2. Modify the apache2cols.py program we started today so that...
-
- move the logic for parsing the incoming apache log to a well-named function
- it has a main that processes command line arguments and calls the function you made in the previous step
- it has a __name__ == "__main__" guard that prevents the script from running if it's imported into another script versus run from the command line
- the program takes an optional command line argument: a filename.
- if present, your script should process that file (still outputting the result to stdout)

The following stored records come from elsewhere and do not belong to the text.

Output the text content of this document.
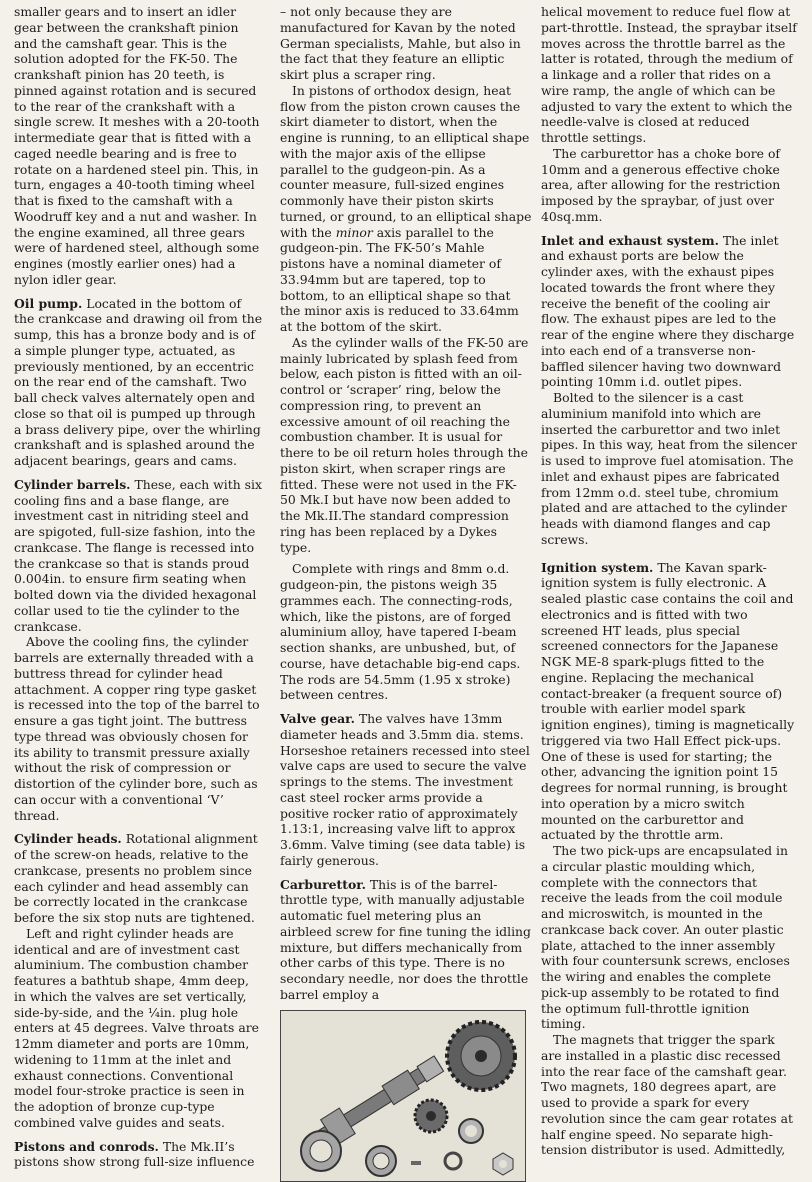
smaller gears and to insert an idler gear between the crankshaft pinion and the camshaft gear. This is the solution adopted for the FK-50. The crankshaft pinion has 20 teeth, is pinned against rotation and is secured to the rear of the crankshaft with a single screw. It meshes with a 20-tooth intermediate gear that is fitted with a caged needle bearing and is free to rotate on a hardened steel pin. This, in turn, engages a 40-tooth timing wheel that is fixed to the camshaft with a Woodruff key and a nut and washer. In the engine examined, all three gears were of hardened steel, although some engines (mostly earlier ones) had a nylon idler gear.

Oil pump. Located in the bottom of the crankcase and drawing oil from the sump, this has a bronze body and is of a simple plunger type, actuated, as previously mentioned, by an eccentric on the rear end of the camshaft. Two ball check valves alternately open and close so that oil is pumped up through a brass delivery pipe, over the whirling crankshaft and is splashed around the adjacent bearings, gears and cams.

Cylinder barrels. These, each with six cooling fins and a base flange, are investment cast in nitriding steel and are spigoted, full-size fashion, into the crankcase. The flange is recessed into the crankcase so that is stands proud 0.004in. to ensure firm seating when bolted down via the divided hexagonal collar used to tie the cylinder to the crankcase.

Above the cooling fins, the cylinder barrels are externally threaded with a buttress thread for cylinder head attachment. A copper ring type gasket is recessed into the top of the barrel to ensure a gas tight joint. The buttress type thread was obviously chosen for its ability to transmit pressure axially without the risk of compression or distortion of the cylinder bore, such as can occur with a conventional ‘V’ thread.

Cylinder heads. Rotational alignment of the screw-on heads, relative to the crankcase, presents no problem since each cylinder and head assembly can be correctly located in the crankcase before the six stop nuts are tightened.

Left and right cylinder heads are identical and are of investment cast aluminium. The combustion chamber features a bathtub shape, 4mm deep, in which the valves are set vertically, side-by-side, and the ¼in. plug hole enters at 45 degrees. Valve throats are 12mm diameter and ports are 10mm, widening to 11mm at the inlet and exhaust connections. Conventional model four-stroke practice is seen in the adoption of bronze cup-type combined valve guides and seats.

Pistons and conrods. The Mk.II’s pistons show strong full-size influence

– not only because they are manufactured for Kavan by the noted German specialists, Mahle, but also in the fact that they feature an elliptic skirt plus a scraper ring.

In pistons of orthodox design, heat flow from the piston crown causes the skirt diameter to distort, when the engine is running, to an elliptical shape with the major axis of the ellipse parallel to the gudgeon-pin. As a counter measure, full-sized engines commonly have their piston skirts turned, or ground, to an elliptical shape with the minor axis parallel to the gudgeon-pin. The FK-50’s Mahle pistons have a nominal diameter of 33.94mm but are tapered, top to bottom, to an elliptical shape so that the minor axis is reduced to 33.64mm at the bottom of the skirt.

As the cylinder walls of the FK-50 are mainly lubricated by splash feed from below, each piston is fitted with an oil-control or ‘scraper’ ring, below the compression ring, to prevent an excessive amount of oil reaching the combustion chamber. It is usual for there to be oil return holes through the piston skirt, when scraper rings are fitted. These were not used in the FK-50 Mk.I but have now been added to the Mk.II.The standard compression ring has been replaced by a Dykes type.

Complete with rings and 8mm o.d. gudgeon-pin, the pistons weigh 35 grammes each. The connecting-rods, which, like the pistons, are of forged aluminium alloy, have tapered I-beam section shanks, are unbushed, but, of course, have detachable big-end caps. The rods are 54.5mm (1.95 x stroke) between centres.

Valve gear. The valves have 13mm diameter heads and 3.5mm dia. stems. Horseshoe retainers recessed into steel valve caps are used to secure the valve springs to the stems. The investment cast steel rocker arms provide a positive rocker ratio of approximately 1.13:1, increasing valve lift to approx 3.6mm. Valve timing (see data table) is fairly generous.

Carburettor. This is of the barrel-throttle type, with manually adjustable automatic fuel metering plus an airbleed screw for fine tuning the idling mixture, but differs mechanically from other carbs of this type. There is no secondary needle, nor does the throttle barrel employ a

helical movement to reduce fuel flow at part-throttle. Instead, the spraybar itself moves across the throttle barrel as the latter is rotated, through the medium of a linkage and a roller that rides on a wire ramp, the angle of which can be adjusted to vary the extent to which the needle-valve is closed at reduced throttle settings.

The carburettor has a choke bore of 10mm and a generous effective choke area, after allowing for the restriction imposed by the spraybar, of just over 40sq.mm.

Inlet and exhaust system. The inlet and exhaust ports are below the cylinder axes, with the exhaust pipes located towards the front where they receive the benefit of the cooling air flow. The exhaust pipes are led to the rear of the engine where they discharge into each end of a transverse non-baffled silencer having two downward pointing 10mm i.d. outlet pipes.

Bolted to the silencer is a cast aluminium manifold into which are inserted the carburettor and two inlet pipes. In this way, heat from the silencer is used to improve fuel atomisation. The inlet and exhaust pipes are fabricated from 12mm o.d. steel tube, chromium plated and are attached to the cylinder heads with diamond flanges and cap screws.

Ignition system. The Kavan spark-ignition system is fully electronic. A sealed plastic case contains the coil and electronics and is fitted with two screened HT leads, plus special screened connectors for the Japanese NGK ME-8 spark-plugs fitted to the engine. Replacing the mechanical contact-breaker (a frequent source of) trouble with earlier model spark ignition engines), timing is magnetically triggered via two Hall Effect pick-ups. One of these is used for starting; the other, advancing the ignition point 15 degrees for normal running, is brought into operation by a micro switch mounted on the carburettor and actuated by the throttle arm.

The two pick-ups are encapsulated in a circular plastic moulding which, complete with the connectors that receive the leads from the coil module and microswitch, is mounted in the crankcase back cover. An outer plastic plate, attached to the inner assembly with four countersunk screws, encloses the wiring and enables the complete pick-up assembly to be rotated to find the optimum full-throttle ignition timing.

The magnets that trigger the spark are installed in a plastic disc recessed into the rear face of the camshaft gear. Two magnets, 180 degrees apart, are used to provide a spark for every revolution since the cam gear rotates at half engine speed. No separate high-tension distributor is used. Admittedly,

- if not, your script should behave as it already does, processing stdin
Your program should work in both the following ways (I'm running these from data/apache-logs/ directory of the class git repository):
cat hank.feild.org-access.log | python3 ../../scripts/apache2cols.py
python3 ../../scripts/apache2cols.py apache-logs/hank.feild.org-access.log
Add your Python program to your GitHub project in the scripts/ folder and
3. Rewrite the expression below so that it uses apache2cols.py to convert the columns before grabbing the user-agent column. If you're using macOS, use gzcat, not zcat.
zcat *.gz | \ cat - *.log *.log.1 | \ cut -d' ' -f12- | \ grep -i "bot" | \ sort | \ uniq -c | \ sort -rn | \ head
In a Word or Google document, include a link to your code for #2 above on GitHub, the newly constructed command you wrote for #3, and a screenshot of that command working. Submit your document to this assignment.
When doing these, I'm looking for a good effort, not necessarily the exact right answer. Don't short change yourselves by just trying random things—putting in the time to really give this a good go will pay off in the long run, even if you don't get the exact right answer. Make sure you attempt both questions and that your attempts involve the components asked for in the question. You may work on this with others in the class.